L’opera, che ha debuttato lo scorso maggio al Salone del Libro di Torino, segna l’esordio nel campo della letteratura per l’autrice, che ha alle spalle un percorso professionale multiforme. Medica, scienziata e imprenditrice, Valeria Ricotti ha intrapreso una carriera internazionale nel campo della neurologia pediatrica, delle terapie geniche e dell’intelligenza artificiale applicata alla medicina. Lo scorso anno ha inoltre ricevuto presso il Senato della Repubblica il premio Storie di Italiane Eccellenti promosso dalla Senatrice Cinzia Pellegrino, che celebra il merito e il talento femminile in tutte le sue forme.

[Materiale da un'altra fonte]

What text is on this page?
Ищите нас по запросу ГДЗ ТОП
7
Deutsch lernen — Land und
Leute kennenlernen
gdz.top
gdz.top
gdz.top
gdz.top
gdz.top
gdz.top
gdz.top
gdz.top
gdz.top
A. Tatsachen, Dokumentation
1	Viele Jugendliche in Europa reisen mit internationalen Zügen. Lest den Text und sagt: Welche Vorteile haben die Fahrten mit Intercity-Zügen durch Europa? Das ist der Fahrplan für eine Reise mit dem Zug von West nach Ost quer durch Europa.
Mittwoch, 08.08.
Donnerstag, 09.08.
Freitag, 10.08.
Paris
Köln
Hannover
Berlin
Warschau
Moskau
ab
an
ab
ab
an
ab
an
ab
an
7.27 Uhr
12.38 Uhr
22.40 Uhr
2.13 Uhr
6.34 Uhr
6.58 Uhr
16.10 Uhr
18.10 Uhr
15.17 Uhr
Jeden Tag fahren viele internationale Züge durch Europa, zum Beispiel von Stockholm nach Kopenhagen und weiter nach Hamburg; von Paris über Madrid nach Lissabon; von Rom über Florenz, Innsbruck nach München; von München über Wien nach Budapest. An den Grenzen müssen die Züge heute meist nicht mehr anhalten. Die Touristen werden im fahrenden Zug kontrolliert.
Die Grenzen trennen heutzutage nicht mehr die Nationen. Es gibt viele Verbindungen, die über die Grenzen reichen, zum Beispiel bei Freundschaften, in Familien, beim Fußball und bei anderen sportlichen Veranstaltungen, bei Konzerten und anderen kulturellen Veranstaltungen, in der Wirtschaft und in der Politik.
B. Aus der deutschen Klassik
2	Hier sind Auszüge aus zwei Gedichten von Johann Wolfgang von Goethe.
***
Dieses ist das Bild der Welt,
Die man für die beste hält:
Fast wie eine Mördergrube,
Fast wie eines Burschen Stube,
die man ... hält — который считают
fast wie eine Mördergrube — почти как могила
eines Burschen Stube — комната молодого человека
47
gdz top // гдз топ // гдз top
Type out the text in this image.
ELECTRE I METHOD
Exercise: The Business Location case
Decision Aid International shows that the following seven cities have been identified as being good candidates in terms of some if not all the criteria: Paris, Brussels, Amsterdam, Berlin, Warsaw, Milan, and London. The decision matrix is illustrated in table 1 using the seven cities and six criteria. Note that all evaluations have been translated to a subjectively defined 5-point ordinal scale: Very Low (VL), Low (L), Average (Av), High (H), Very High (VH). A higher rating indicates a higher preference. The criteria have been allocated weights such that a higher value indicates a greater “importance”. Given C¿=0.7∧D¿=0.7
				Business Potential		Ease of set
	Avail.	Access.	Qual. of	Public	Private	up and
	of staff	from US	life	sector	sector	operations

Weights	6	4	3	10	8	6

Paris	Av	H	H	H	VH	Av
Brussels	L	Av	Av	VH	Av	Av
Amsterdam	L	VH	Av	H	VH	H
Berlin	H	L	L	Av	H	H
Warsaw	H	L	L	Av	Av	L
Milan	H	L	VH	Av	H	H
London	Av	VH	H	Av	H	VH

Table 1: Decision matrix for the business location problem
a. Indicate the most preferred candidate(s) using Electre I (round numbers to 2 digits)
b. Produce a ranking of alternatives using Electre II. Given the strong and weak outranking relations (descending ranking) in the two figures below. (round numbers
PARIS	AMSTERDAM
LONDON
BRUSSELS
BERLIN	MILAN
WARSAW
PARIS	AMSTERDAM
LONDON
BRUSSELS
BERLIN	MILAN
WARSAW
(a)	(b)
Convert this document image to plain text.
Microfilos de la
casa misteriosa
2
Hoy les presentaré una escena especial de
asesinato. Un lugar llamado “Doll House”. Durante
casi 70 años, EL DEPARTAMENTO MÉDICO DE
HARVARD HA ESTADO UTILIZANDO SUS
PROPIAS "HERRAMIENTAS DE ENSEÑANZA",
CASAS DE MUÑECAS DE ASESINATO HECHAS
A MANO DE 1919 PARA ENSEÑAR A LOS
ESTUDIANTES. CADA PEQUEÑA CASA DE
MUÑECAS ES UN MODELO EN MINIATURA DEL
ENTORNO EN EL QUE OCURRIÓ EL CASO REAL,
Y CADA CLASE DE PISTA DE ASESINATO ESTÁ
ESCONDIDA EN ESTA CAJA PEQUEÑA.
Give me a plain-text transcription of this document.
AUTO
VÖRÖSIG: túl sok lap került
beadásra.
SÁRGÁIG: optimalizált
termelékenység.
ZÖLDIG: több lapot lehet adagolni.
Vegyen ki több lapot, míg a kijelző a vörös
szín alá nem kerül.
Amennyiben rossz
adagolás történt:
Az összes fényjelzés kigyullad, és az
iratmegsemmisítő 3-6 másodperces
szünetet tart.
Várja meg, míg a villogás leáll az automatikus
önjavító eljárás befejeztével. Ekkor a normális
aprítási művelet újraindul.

Al centro della vicenda narrata nel romanzo Il Ponte Vermiglio è il percorso di Andreas, biologo quarantenne in crisi esistenziale e professionale, che approda su un’isola remota guidato da Carol, ricercatrice enigmatica a capo di un progetto innovativo. In questo luogo sospeso, il protagonista entra in contatto con scienziati visionari, pratiche filosofiche e intuizioni radicali e sorprendenti. Il ponte vermiglio si svela come emblema di transizione e rinascita. Il romanzo esplora infatti un tema centrale per l’autrice: la possibilità di evolvere attraverso la consapevolezza, e di riscoprire - in un momento storico dominato da una tecnologia che evolve con una rapidità senza precedenti - la profondità del proprio paesaggio interiore.
Ad amplificare il messaggio del romanzo è la canzone originale Dragon’s Eyes di Naomi Banks, che lo accompagna ispirandosi ai suoi temi, realizzata in coproduzione con il celebre artista jazz britannico Guy Barker.